I read David Gilmour’s, “The Film Club,” this weekend on a little mini get away with Holly and couldn’t put it down. I am a sucker for memoir, especially father and son stories and Gilmour delivers. The hook is that Gilmour’s teenage son starts to do terribly in high school, so he lets the kid drop out, if he promises to watch 3 films a week that Gilmour picks.
You hear that and think, “What? Are you out of your mind!”
Gilmour is the first to admit that it may turn out poorly. He agonizes over whether he is fucking the kid up or saving him, which to me seems like a pretty accurate description of parenting, although most parents won’t ever have to go to the lengths Gilmour did with his child.

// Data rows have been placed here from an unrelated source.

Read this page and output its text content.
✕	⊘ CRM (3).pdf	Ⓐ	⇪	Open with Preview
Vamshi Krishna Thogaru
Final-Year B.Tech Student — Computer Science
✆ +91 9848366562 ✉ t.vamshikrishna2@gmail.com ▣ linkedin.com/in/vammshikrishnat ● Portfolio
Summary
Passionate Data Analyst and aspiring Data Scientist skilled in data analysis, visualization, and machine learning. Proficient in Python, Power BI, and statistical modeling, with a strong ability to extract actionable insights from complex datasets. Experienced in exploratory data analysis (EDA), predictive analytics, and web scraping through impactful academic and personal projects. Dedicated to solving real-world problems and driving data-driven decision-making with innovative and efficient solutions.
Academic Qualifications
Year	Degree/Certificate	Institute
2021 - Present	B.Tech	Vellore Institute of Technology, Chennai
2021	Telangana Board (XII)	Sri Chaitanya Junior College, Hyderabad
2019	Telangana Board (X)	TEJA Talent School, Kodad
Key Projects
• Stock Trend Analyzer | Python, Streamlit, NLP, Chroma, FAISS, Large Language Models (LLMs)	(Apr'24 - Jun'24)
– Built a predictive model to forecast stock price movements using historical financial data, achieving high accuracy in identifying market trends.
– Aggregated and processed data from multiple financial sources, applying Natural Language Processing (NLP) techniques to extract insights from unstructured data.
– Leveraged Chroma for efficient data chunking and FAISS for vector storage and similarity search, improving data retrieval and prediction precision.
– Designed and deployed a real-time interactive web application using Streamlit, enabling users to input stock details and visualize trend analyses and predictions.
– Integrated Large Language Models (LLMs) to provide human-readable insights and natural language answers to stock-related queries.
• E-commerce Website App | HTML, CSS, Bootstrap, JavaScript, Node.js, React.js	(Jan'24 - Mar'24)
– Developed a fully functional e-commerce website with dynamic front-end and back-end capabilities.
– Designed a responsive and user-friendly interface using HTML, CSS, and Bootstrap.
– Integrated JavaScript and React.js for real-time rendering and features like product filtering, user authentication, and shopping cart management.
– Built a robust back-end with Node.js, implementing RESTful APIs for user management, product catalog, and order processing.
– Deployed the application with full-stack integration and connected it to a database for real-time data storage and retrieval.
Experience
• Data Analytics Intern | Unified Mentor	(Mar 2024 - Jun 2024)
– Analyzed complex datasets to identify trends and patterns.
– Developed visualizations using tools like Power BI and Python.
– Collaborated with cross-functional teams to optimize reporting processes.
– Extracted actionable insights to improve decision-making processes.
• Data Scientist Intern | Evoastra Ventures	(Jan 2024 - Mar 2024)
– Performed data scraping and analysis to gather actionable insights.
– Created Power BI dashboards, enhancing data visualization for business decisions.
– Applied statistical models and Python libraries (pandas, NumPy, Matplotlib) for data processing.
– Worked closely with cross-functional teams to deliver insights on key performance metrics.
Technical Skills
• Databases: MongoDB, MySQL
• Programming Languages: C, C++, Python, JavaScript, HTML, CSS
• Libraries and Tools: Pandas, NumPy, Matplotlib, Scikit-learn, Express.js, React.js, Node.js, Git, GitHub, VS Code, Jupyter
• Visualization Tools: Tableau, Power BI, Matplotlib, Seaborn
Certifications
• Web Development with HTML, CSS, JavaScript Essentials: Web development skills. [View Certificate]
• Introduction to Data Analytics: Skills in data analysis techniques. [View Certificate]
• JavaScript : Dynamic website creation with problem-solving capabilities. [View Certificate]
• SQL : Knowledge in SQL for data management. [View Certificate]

The book rises mostly on Gilmour’s willingness to discuss his own inadequacies and fears about the situation. The love he has for his kid is just palpable. You can easily relate to the position he finds himself in, especially if you have a strong willed child of your own. Interestingly he doesn’t try to do anything didactic with the movies he picks. He loosely organizes them into “units,” but these groups of film sometimes seem pretty arbitrary–“The Quiet Ones,” a collection of first time actors who steal the show–to pretty obvious collections (Horror, Guilty Pleasures, etc). He mostly provides mentoring and companionship for his son who goes through a period where he is board with school and trying to figure out his place in the world.
If the book has a flaw, it’s that you occasionally want to reach through the pages and swat the kid, just to see if the heavy hand of discipline might not work a little faster. Fortunately for Gilmour, he knows how to tell a story. And he has a seemingly endless supply of cool insider stories that he can trot out. He is a thoughtful writer who easily relates the movies he’s watching to what is happening in his life and his son’s. And it doesn’t hurt that he comes off like a real man’s man.
It just really works. If you get the chance, read it!
Interesting premise. As the mother of a three-year-old son, I frequently resort to desperate tactics myself, wondering all the while if I’m, um, “fucking the kid up or saving him”.
I think it’s one of the organizing principals of parenting, but it doesn’t appear in any of the parenting books.
Good luck with the summer challenge!